Book Health Care in Rural America

Download or read book Health Care in Rural America written by Patricia La Caille John and published by . This book was released on 1994 with total page 54 pages. Available in PDF, EPUB and Kindle. Book excerpt:

Book Factors Affecting Physician Professional Satisfaction and Their Implications for Patient Care  Health Systems  and Health Policy

Download or read book Factors Affecting Physician Professional Satisfaction and Their Implications for Patient Care Health Systems and Health Policy written by Mark W. Friedberg and published by Rand Corporation. This book was released on 2013-10-09 with total page 149 pages. Available in PDF, EPUB and Kindle. Book excerpt: The American Medical Association asked RAND Health to characterize the factors that affect physician professional satisfaction. RAND researchers sought to identify high-priority determinants of professional satisfaction by gathering data from 30 physician practices in six states, using a combination of surveys and semistructured interviews. This report presents the results of the subsequent analysis.

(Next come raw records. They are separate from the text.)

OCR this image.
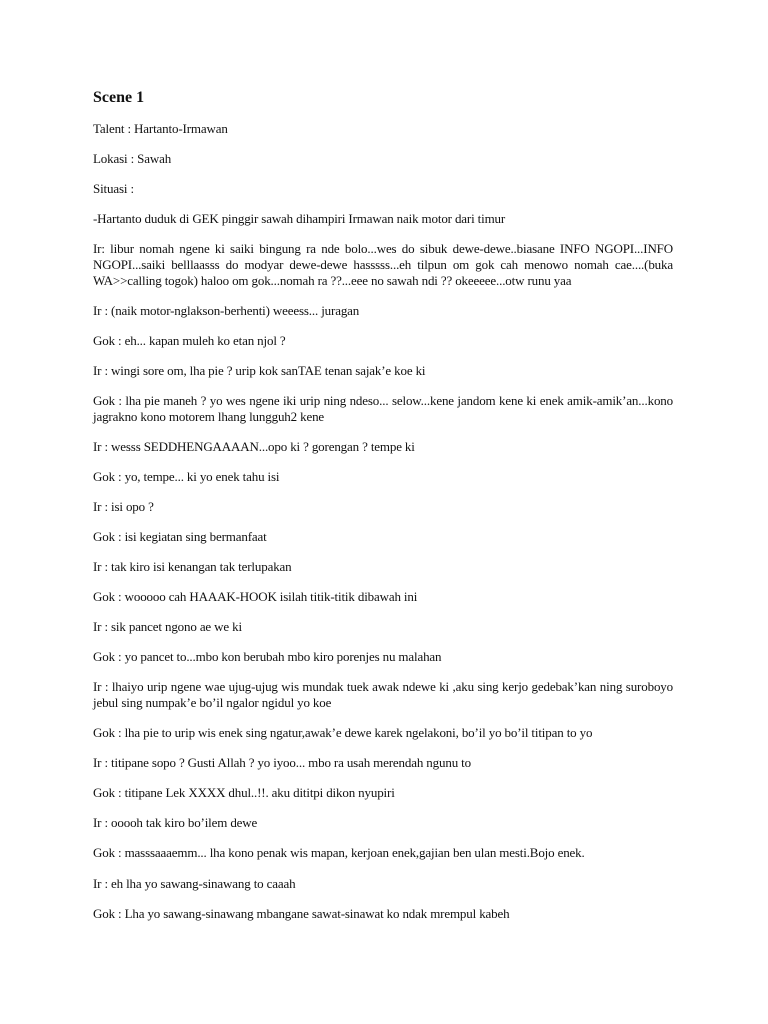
Scene 1

Talent : Hartanto-Irmawan

Lokasi : Sawah

Situasi :

-Hartanto duduk di GEK pinggir sawah dihampiri Irmawan naik motor dari timur

Ir: libur nomah ngene ki saiki bingung ra nde bolo...wes do sibuk dewe-dewe..biasane INFO NGOPI...INFO NGOPI...saiki belllaasss do modyar dewe-dewe hasssss...eh tilpun om gok cah menowo nomah cae....(buka WA>>calling togok) haloo om gok...nomah ra ??...eee no sawah ndi ?? okeeeee...otw runu yaa

Ir : (naik motor-nglakson-berhenti) weeess... juragan

Gok : eh... kapan muleh ko etan njol ?

Ir : wingi sore om, lha pie ? urip kok sanTAE tenan sajak’e koe ki

Gok : lha pie maneh ? yo wes ngene iki urip ning ndeso... selow...kene jandom kene ki enek amik-amik’an...kono jagrakno kono motorem lhang lungguh2 kene

Ir : wesss SEDDHENGAAAAN...opo ki ? gorengan ? tempe ki

Gok : yo, tempe... ki yo enek tahu isi

Ir : isi opo ?

Gok : isi kegiatan sing bermanfaat

Ir : tak kiro isi kenangan tak terlupakan

Gok : wooooo cah HAAAK-HOOK isilah titik-titik dibawah ini

Ir : sik pancet ngono ae we ki

Gok : yo pancet to...mbo kon berubah mbo kiro porenjes nu malahan

Ir : lhaiyo urip ngene wae ujug-ujug wis mundak tuek awak ndewe ki ,aku sing kerjo gedebak’kan ning suroboyo jebul sing numpak’e bo’il ngalor ngidul yo koe

Gok : lha pie to urip wis enek sing ngatur,awak’e dewe karek ngelakoni, bo’il yo bo’il titipan to yo

Ir : titipane sopo ? Gusti Allah ? yo iyoo... mbo ra usah merendah ngunu to

Gok : titipane Lek XXXX dhul..!!. aku dititpi dikon nyupiri

Ir : ooooh tak kiro bo’ilem dewe

Gok : masssaaaemm... lha kono penak wis mapan, kerjoan enek,gajian ben ulan mesti.Bojo enek.

Ir : eh lha yo sawang-sinawang to caaah

Gok : Lha yo sawang-sinawang mbangane sawat-sinawat ko ndak mrempul kabeh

Book Health Care in Rural America

Download or read book Health Care in Rural America written by United States. Congress. Office of Technology Assessment and published by DIANE Publishing. This book was released on 1990 with total page 528 pages. Available in PDF, EPUB and Kindle. Book excerpt:

Book Finding a Home

    Book Details:
  • Author : Christine Marie Hancock
  • Publisher :
  • Release : 2008
  • ISBN :
  • Pages : 210 pages

Download or read book Finding a Home written by Christine Marie Hancock and published by . This book was released on 2008 with total page 210 pages. Available in PDF, EPUB and Kindle. Book excerpt:

Book The Rural Health Care Dilemma

Download or read book The Rural Health Care Dilemma written by Eron G. Manusov and published by . This book was released on 2009 with total page 272 pages. Available in PDF, EPUB and Kindle. Book excerpt: Why not practice medicine in rural America? In many areas, the answer is simple: isolation from colleagues, lack of technology and skewed expectations of how a physician must practice in a rural community. And so, we have 25 percent of Americans living in rural areas, but only 10 percent of physicians choosing to practice there. Dr. Eron G. Manusov has a plan showing how, one by one, those reasons for avoiding a rural practice can be turned around to point the way toward improved health care for millions. In The Rural Health Care Dilemma, Dr. Manusov explores the issues of prevention and treatment in rural America. He spotlights what both physicians and patients need in terms of infrastructure, mainstream technologies and medical expertise. He lays out what it will take to improve the education, recruitment and retention of rural physicians. The reader will fully understand the difficulties and joys of medical practices in isolated, rural communities. Author Bio: ABOUT THE AUTHOR-Dr. Eron G. Manusov is a family physician, writer, musician and artist who spent 25 years in rural and military medicine that focused on medical education, research and leadership. His journeys took him from Japan and Korea, to Germany and Hungary, but he has dedicated his career to the education of healthy, compassionate and skilled physicians. He is the medical director of a corporation that provides healthcare to indigent patients, minorities and those who require care for HIV and substance abuse. He lives with his wife, Nancy, and children in rural North Carolina.